Forget Me Not Gala funding memory studies and research

Forget Me Not Gala funding memory studies and research (WKRC)

CINCINNATI (WKRC) - The memory disorders center at the University of Cincinnati was one of the first in the country focusing on research for treatment and prevention of Alzheimer's and other memory problems.

Their Forget Me Not Gala will take place Friday night, September 30. The event will be a celebration of life for those living with Alzheimer's.

If a picture is worth a thousand words, Jason Camp says family photos tell the story of his mom before she began her battle with memory loss and dementia.

“She really doesn't recognize us as family anymore,” said Camp.

His dad took care of her in sickness and in health as the vows say, “I consider dad to be ultimately a victim of Alzheimer’s as he passed away five years ago from a heart attack.”

Part of the reason he was choosing to share his story was so that people will start a conversation about Alzheimer's disease.
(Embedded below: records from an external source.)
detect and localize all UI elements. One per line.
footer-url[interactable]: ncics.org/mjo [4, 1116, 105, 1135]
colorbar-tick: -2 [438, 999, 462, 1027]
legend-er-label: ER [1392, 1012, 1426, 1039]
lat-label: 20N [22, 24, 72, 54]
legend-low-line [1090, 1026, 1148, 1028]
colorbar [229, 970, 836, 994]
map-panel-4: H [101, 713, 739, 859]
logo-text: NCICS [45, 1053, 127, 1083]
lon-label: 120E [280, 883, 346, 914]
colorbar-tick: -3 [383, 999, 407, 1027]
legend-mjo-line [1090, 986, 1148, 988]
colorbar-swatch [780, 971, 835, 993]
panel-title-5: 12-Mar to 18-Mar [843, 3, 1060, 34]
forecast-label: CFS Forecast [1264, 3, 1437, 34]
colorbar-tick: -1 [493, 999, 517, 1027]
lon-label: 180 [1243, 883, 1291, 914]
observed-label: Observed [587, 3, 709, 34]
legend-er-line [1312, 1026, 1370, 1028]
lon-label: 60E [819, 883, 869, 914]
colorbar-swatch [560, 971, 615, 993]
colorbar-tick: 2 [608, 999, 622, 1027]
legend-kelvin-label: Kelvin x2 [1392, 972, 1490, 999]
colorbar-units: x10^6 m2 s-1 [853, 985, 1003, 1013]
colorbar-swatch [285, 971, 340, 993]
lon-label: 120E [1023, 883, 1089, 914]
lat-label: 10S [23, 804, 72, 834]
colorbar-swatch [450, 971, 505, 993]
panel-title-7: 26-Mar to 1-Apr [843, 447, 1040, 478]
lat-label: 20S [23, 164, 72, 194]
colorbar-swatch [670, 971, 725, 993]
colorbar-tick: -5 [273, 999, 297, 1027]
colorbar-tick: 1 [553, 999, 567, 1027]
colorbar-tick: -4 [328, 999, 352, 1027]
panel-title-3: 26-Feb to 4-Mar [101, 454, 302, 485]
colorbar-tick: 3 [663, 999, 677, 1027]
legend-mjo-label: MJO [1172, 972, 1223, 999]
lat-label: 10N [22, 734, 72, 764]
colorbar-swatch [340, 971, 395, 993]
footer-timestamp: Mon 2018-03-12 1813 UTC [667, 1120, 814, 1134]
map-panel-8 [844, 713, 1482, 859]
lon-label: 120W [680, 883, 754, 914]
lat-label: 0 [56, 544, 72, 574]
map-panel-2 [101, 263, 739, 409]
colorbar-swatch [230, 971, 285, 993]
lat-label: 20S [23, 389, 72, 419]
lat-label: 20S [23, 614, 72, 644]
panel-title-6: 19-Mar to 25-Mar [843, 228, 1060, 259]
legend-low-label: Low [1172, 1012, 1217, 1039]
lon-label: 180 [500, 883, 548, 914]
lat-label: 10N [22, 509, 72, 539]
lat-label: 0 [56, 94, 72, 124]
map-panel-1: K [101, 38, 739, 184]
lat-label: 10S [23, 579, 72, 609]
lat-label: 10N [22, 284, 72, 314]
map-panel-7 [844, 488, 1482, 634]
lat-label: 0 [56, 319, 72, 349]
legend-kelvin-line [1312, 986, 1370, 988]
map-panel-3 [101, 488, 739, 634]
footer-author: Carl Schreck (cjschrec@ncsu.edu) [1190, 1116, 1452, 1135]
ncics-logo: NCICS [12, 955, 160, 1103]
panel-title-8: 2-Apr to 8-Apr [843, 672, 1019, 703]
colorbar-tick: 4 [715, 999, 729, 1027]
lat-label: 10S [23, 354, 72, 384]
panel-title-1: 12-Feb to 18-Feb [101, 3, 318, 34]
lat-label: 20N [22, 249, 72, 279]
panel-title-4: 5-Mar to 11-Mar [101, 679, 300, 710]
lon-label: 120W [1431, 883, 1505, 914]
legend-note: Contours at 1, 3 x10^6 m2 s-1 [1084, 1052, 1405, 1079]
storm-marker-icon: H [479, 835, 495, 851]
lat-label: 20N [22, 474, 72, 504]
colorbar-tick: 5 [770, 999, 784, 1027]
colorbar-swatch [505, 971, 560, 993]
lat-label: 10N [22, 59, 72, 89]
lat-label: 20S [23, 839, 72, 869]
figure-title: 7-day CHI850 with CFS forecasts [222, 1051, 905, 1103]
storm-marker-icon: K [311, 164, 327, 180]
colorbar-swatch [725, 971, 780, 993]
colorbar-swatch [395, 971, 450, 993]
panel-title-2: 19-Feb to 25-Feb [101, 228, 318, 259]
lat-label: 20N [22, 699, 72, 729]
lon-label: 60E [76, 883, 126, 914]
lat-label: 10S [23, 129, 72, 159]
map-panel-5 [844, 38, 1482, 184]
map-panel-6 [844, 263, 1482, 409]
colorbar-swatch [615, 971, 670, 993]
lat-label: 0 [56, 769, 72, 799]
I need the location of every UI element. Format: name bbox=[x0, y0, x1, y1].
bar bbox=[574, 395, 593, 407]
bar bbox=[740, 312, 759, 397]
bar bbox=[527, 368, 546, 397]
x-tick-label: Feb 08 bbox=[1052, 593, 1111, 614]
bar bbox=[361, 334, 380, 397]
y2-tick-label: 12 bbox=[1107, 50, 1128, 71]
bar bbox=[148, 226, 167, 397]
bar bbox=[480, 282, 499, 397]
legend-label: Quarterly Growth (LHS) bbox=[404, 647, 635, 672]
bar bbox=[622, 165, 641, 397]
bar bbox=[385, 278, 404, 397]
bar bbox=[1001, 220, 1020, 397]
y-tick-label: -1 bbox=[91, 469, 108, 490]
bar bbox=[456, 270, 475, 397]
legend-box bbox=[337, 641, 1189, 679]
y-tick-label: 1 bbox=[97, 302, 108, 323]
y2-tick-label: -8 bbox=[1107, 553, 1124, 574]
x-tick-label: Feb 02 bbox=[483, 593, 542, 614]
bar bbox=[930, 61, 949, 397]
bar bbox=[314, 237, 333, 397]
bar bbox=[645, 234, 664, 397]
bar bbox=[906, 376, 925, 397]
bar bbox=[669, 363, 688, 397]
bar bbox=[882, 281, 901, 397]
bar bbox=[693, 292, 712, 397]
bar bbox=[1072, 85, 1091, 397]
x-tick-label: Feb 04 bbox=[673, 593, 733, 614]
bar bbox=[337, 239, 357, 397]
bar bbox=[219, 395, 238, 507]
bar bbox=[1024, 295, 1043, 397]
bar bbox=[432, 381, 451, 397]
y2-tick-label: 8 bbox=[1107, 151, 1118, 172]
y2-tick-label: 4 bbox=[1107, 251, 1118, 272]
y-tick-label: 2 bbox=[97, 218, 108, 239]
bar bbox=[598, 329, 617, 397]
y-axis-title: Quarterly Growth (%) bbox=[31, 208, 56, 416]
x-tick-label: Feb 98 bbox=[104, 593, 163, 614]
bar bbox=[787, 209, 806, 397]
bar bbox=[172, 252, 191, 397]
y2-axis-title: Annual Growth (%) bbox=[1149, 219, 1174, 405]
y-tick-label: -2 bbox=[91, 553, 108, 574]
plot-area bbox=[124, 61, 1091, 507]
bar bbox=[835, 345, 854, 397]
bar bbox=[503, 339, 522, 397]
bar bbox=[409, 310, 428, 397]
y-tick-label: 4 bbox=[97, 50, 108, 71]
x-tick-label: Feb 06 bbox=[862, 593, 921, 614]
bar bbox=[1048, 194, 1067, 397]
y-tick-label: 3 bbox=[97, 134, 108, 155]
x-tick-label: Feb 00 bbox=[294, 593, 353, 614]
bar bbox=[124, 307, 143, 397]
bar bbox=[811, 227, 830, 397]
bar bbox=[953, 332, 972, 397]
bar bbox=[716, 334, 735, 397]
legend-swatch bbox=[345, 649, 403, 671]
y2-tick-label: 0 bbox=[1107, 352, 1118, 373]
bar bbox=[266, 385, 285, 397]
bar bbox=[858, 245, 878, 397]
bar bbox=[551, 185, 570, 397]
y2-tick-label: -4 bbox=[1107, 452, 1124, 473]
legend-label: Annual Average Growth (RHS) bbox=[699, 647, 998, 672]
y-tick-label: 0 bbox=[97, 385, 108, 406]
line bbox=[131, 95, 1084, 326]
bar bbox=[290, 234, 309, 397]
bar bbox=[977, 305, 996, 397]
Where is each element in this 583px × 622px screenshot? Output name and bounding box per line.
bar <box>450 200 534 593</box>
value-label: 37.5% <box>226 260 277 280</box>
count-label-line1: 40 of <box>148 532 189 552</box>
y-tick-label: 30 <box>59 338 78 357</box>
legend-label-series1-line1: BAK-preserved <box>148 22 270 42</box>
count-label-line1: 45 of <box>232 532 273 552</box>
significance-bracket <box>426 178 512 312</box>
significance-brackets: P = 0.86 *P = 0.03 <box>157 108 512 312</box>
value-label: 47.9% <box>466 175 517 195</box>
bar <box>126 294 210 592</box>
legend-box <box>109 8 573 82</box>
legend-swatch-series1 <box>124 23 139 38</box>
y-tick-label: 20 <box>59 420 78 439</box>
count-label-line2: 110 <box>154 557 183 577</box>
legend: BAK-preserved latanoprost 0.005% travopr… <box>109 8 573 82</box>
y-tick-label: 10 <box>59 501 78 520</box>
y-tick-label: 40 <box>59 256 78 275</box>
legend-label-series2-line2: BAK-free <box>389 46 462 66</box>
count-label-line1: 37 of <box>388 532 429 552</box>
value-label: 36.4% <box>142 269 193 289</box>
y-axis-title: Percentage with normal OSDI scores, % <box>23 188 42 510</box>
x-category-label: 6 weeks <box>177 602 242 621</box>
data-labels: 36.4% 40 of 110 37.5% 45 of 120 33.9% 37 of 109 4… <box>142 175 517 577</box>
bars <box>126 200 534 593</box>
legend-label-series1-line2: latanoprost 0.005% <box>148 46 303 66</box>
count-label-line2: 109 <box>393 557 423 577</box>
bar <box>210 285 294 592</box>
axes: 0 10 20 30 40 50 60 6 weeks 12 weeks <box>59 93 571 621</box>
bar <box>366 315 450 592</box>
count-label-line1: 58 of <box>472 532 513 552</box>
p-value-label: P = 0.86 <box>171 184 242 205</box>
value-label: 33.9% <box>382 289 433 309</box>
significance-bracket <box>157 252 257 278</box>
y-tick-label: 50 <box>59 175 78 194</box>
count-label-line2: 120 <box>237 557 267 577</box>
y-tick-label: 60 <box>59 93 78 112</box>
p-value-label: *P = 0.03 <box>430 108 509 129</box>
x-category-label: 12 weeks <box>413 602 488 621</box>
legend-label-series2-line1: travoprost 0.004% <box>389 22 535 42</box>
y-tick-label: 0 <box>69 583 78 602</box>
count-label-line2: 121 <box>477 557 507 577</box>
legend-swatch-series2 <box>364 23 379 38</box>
People do need to care for the caretakers. There are also things being done that’s making progress in research and more importantly in prevention and what everyone can do along the way.

The brain is a muscle that needs to be exercised through simple challenges every day, according to Dr. Rhonna Shatz.

Dr. Shatz, a behavioral neurologist, said, “The parameter you want to use is you have an aha moment, anything that makes you think, ‘Wow, I've never thought of that before,’ or, ‘This is an amazing experience for me.’ It turns on the senses.”

Dr. Shatz is a memory disorder researcher. She is getting support for her work by a team getting ready for their annual Forget Me Not Gala fundraiser. The money they raised helps fund new studies needed for Alzheimer’s.

“One is an advanced imaging study called tow imaging, which we think is gonna be able to detect a lot earlier the changes that occur in Alzheimer's disease in particular,” shared Dr. Shatz. Finding those early could help halt the progression of this disease because, “The changes in the brain precede any type of symptoms by two or three decades.”

If people could see changes when they were 30 in the brain that normally would only show up as symptoms when people were 60, a lot of the supplements and medications geared toward prevention could be started earlier than ever. And maybe people would never develop full blown Alzheimer's.